Dunia pendidikan tak bisa terpisah dari politik. Sayangnya, politik dan dunia pendidikan tinggi di negeri ini kerap memperlihatkan relasi buruk. Politisasi pendidikan dan inkonsistensi kebijakan lebih sering mengemuka.

Sikap kita terhadap dunia pendidikan dan pengetahuan selama ini cenderung mendua.

Di satu sisi, hampir semua sepakat tingkat kemajuan dan kemakmuran bangsa sangat ditentukan oleh kemampuan menghadirkan modal manusia unggul yang dihasilkan oleh sistem pendidikan dan inovasi yang hebat. Di sisi lain, ukuran sukses pembangunan dalam pidato-pidato pertanggungjawaban pemimpin politik kita biasanya lebih menekankan variabel-variabel kuantitatif ekonomi makro, seperti PDB, pendapatan per kapita, dan infrastruktur fisik.

Nyaris tak pernah ada pidato pertanggungjawaban yang dimulai dengan melaporkan pencapaian dalam pengembangan kualitas manusia, seperti indeks pembangunan manusia, indeks inovasi nasional, tingkat literasi, numerasi, dan kemajuan kesehatan masyarakat.

Bahkan, para ilmuwan sendiri jarang memberikan perhatian pada pengaruh variabel keilmuan dan perguruan bagi kenaikan dan kejatuhan negara-bangsa.

Dalam buku Empire of Ideas (2022), William C Kirby menengarai kecenderungan diabaikannya signifikansi dunia pendidikan dari kebanyakan studi berpengaruh yang berkaitan dengan politik kekuasaan serta kebangkitan dan kejatuhan bangsa. Paul Kennedy dalam karya klasiknya, The Rise and Fall of the Great Power, lebih memfokuskan perhatian pada perubahan ekonomi dan konflik militer. David Landes dalam The Wealth and Poverty of Nations lebih memberikan perhatian pada waktu dan jam ketimbang pendidikan.

Daron Acemoglu dan James Robinson dalam Why Nations Fail menggali lebih dalam asal-usul kekuasaan, kemakmuran dan kemiskinan, tetapi kata ”pendidikan” (universitas) tak ditemukan di indeks bukunya. Bahkan, Charles Maier, dengan pengetahuan mendalamnya tentang kondisi perguruan tinggi (PT), hanya memberi sedikit ruang bagi universitas dalam membahas trajektori kebangkitan AS dalam bukunya Among Empires.

Bagaimanapun, dunia pendidikan dan pengetahuan tak bisa terpisah dari politik.

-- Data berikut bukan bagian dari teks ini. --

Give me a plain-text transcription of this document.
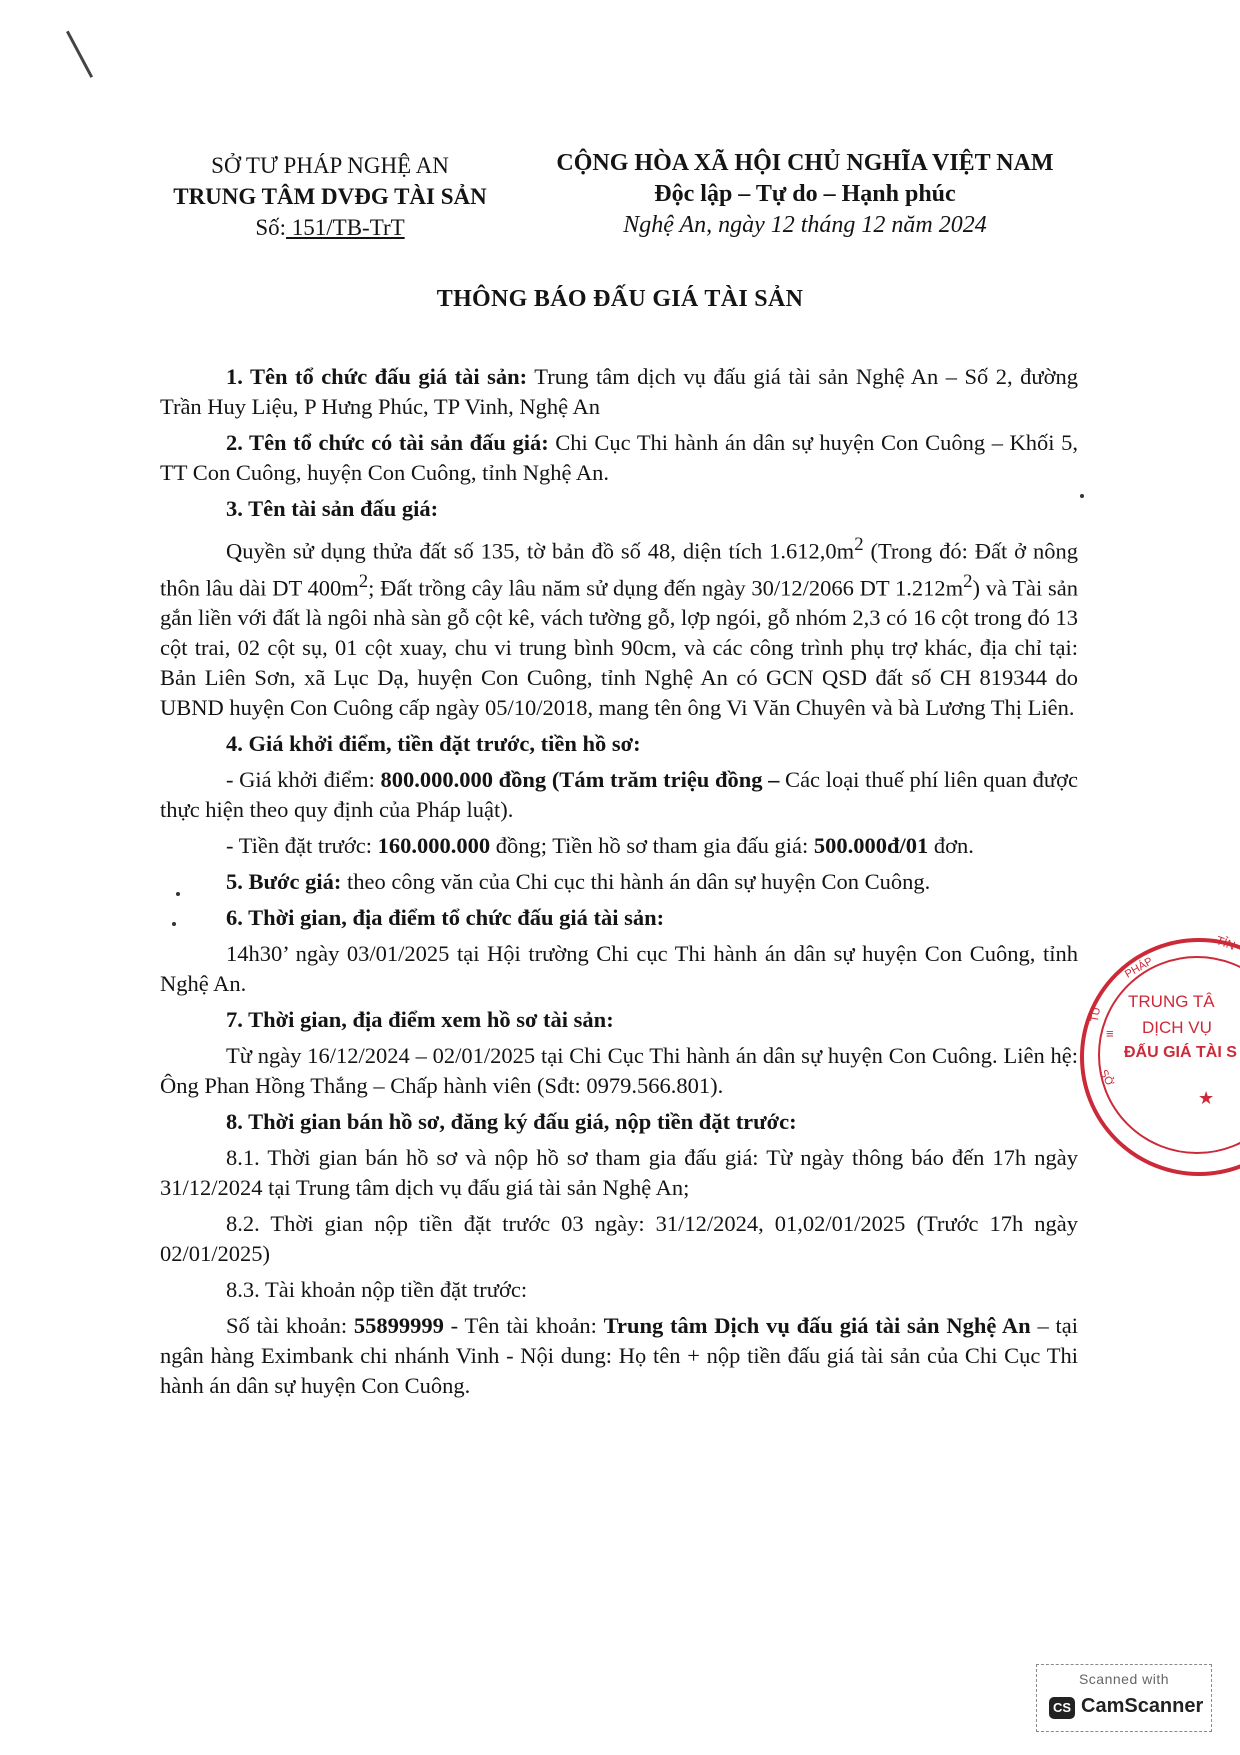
SỞ TƯ PHÁP NGHỆ AN
TRUNG TÂM DVĐG TÀI SẢN
Số: 151/TB-TrT
CỘNG HÒA XÃ HỘI CHỦ NGHĨA VIỆT NAM
Độc lập – Tự do – Hạnh phúc
Nghệ An, ngày 12 tháng 12 năm 2024
THÔNG BÁO ĐẤU GIÁ TÀI SẢN

1. Tên tổ chức đấu giá tài sản: Trung tâm dịch vụ đấu giá tài sản Nghệ An – Số 2, đường Trần Huy Liệu, P Hưng Phúc, TP Vinh, Nghệ An

2. Tên tổ chức có tài sản đấu giá: Chi Cục Thi hành án dân sự huyện Con Cuông – Khối 5, TT Con Cuông, huyện Con Cuông, tỉnh Nghệ An.

3. Tên tài sản đấu giá:

Quyền sử dụng thửa đất số 135, tờ bản đồ số 48, diện tích $1.612,0m^2$ (Trong đó: Đất ở nông thôn lâu dài DT $400m^2$; Đất trồng cây lâu năm sử dụng đến ngày 30/12/2066 DT $1.212m^2$) và Tài sản gắn liền với đất là ngôi nhà sàn gỗ cột kê, vách tường gỗ, lợp ngói, gỗ nhóm 2,3 có 16 cột trong đó 13 cột trai, 02 cột sụ, 01 cột xuay, chu vi trung bình 90cm, và các công trình phụ trợ khác, địa chỉ tại: Bản Liên Sơn, xã Lục Dạ, huyện Con Cuông, tỉnh Nghệ An có GCN QSD đất số CH 819344 do UBND huyện Con Cuông cấp ngày 05/10/2018, mang tên ông Vi Văn Chuyên và bà Lương Thị Liên.

4. Giá khởi điểm, tiền đặt trước, tiền hồ sơ:

- Giá khởi điểm: 800.000.000 đồng (Tám trăm triệu đồng – Các loại thuế phí liên quan được thực hiện theo quy định của Pháp luật).

- Tiền đặt trước: 160.000.000 đồng; Tiền hồ sơ tham gia đấu giá: 500.000đ/01 đơn.

5. Bước giá: theo công văn của Chi cục thi hành án dân sự huyện Con Cuông.

6. Thời gian, địa điểm tổ chức đấu giá tài sản:

14h30’ ngày 03/01/2025 tại Hội trường Chi cục Thi hành án dân sự huyện Con Cuông, tỉnh Nghệ An.

7. Thời gian, địa điểm xem hồ sơ tài sản:

Từ ngày 16/12/2024 – 02/01/2025 tại Chi Cục Thi hành án dân sự huyện Con Cuông. Liên hệ: Ông Phan Hồng Thắng – Chấp hành viên (Sđt: 0979.566.801).

8. Thời gian bán hồ sơ, đăng ký đấu giá, nộp tiền đặt trước:

8.1. Thời gian bán hồ sơ và nộp hồ sơ tham gia đấu giá: Từ ngày thông báo đến 17h ngày 31/12/2024 tại Trung tâm dịch vụ đấu giá tài sản Nghệ An;

8.2. Thời gian nộp tiền đặt trước 03 ngày: 31/12/2024, 01,02/01/2025 (Trước 17h ngày 02/01/2025)

8.3. Tài khoản nộp tiền đặt trước:

Số tài khoản: 55899999 - Tên tài khoản: Trung tâm Dịch vụ đấu giá tài sản Nghệ An – tại ngân hàng Eximbank chi nhánh Vinh - Nội dung: Họ tên + nộp tiền đấu giá tài sản của Chi Cục Thi hành án dân sự huyện Con Cuông.

PHÁP
TỈN
TƯ
SỞ
≡
TRUNG TÂ
DỊCH VỤ
ĐẤU GIÁ TÀI S
★
Scanned with
CS CamScanner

Demi kemajuan dan kemakmuran bangsa, kita memerlukan hubungan politik dan dunia pendidikan yang sehat, di mana otoritas politik memberikan dukungan kebijakan dan alokasi sumber daya yang sehat bagi perkembangan dunia pendidikan. Dalam hubungan yang buruk, dunia politik melakukan politisasi, merecoki dunia pendidikan untuk kepentingan rezim jangka pendek.

Tentang dukungan politik yang sehat, Kirby mencontohkan sejarah Universitas Berlin yang didirikan sebagai senjata budaya untuk memperkuat negara Prusia setelah kalah perang dari Perancis (1806), dengan memperbarui kuasa pengetahuan. Dalam sambutannya, Raja Frederick William III mengatakan, ”Negara harus menggantikan apa yang kalah dalam kekuatan fisik dengan kekuatan intelektual.” Pada 1810 berdirilah Universitas Berlin, dengan dukungan sumber daya dan kebijakan otonomi PT, dan dengan cepat berkembang jadi pelopor universitas riset modern di dunia.

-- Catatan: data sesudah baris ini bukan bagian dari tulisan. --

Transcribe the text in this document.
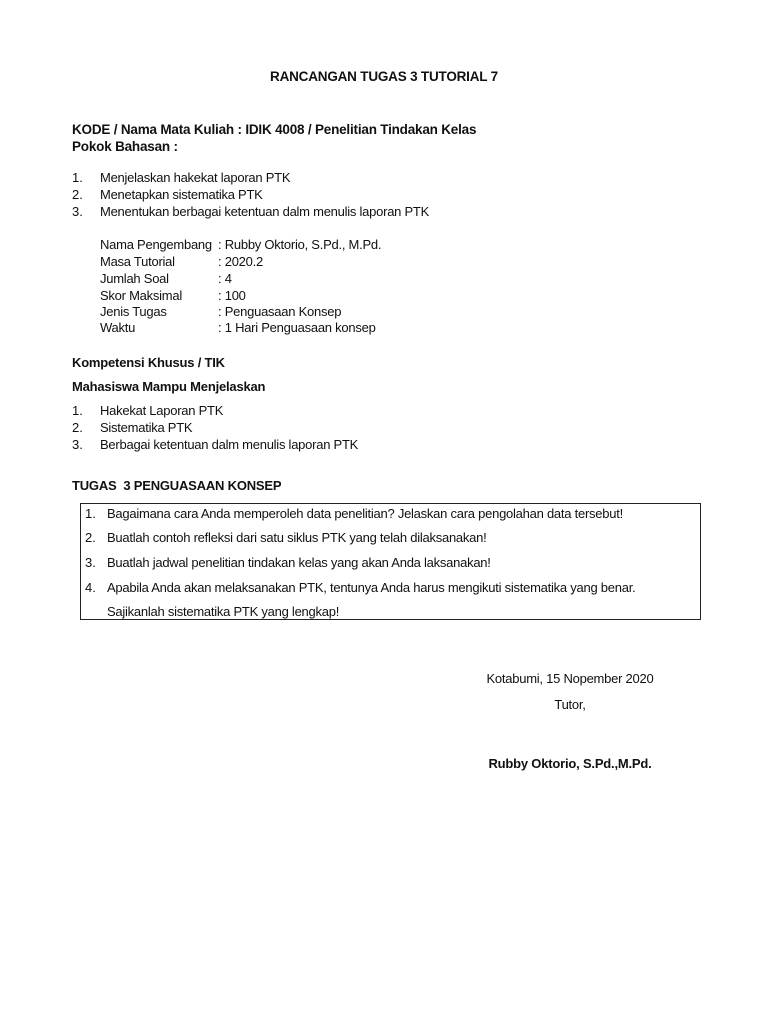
RANCANGAN TUGAS 3 TUTORIAL 7
KODE / Nama Mata Kuliah : IDIK 4008 / Penelitian Tindakan Kelas
Pokok Bahasan :
1.	Menjelaskan hakekat laporan PTK
2.	Menetapkan sistematika PTK
3.	Menentukan berbagai ketentuan dalm menulis laporan PTK
Nama Pengembang : Rubby Oktorio, S.Pd., M.Pd.
Masa Tutorial	: 2020.2
Jumlah Soal	: 4
Skor Maksimal	: 100
Jenis Tugas	: Penguasaan Konsep
Waktu	: 1 Hari Penguasaan konsep
Kompetensi Khusus / TIK
Mahasiswa Mampu Menjelaskan
1.	Hakekat Laporan PTK
2.	Sistematika PTK
3.	Berbagai ketentuan dalm menulis laporan PTK
TUGAS  3 PENGUASAAN KONSEP
1. Bagaimana cara Anda memperoleh data penelitian? Jelaskan cara pengolahan data tersebut!
2. Buatlah contoh refleksi dari satu siklus PTK yang telah dilaksanakan!
3. Buatlah jadwal penelitian tindakan kelas yang akan Anda laksanakan!
4. Apabila Anda akan melaksanakan PTK, tentunya Anda harus mengikuti sistematika yang benar.
Sajikanlah sistematika PTK yang lengkap!
Kotabumi, 15 Nopember 2020
Tutor,
Rubby Oktorio, S.Pd.,M.Pd.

Sayangnya, politik dan dunia pendidikan tinggi di negeri ini kerap memperlihatkan relasi buruk. Politisasi pendidikan dan inkonsistensi kebijakan lebih sering mengemuka. Salah satu indikasinya, kisruh pemilihan rektor UNS. Otonomi pemilihan rektor yang melekat pada UNS sebagai perguruan tinggi negeri badan hukum (PTNBH) dibatalkan oleh Permendikbudristek No 24/2023. Senada dengan itu, lewat Permen PAN dan RB No 1/2023, profesi dosen diperlakukan bak ”buruh” pengajaran dengan penjelimetan prosedur administratif yang mengganggu produksi keilmuan.

Dunia PT sendiri dengan sukarela menjatuhkan marwah keilmuannya dengan berlomba menganugerahkan gelar dan jabatan akademik kepada elite politik/pengusaha yang tak terlibat dalam perkembangan ilmu. Peningkatan pendapatan universitas bukan lewat pendalaman dan perluasan pemanfaatan hasil riset, inovasi, dan jasa keilmuan dalam kerangka pengembangan ekonomi berbasis pengetahuan, melainkan lebih mengandalkan kenaikan iuran perkuliahan dan kegiatan komersialisasi non-akademik.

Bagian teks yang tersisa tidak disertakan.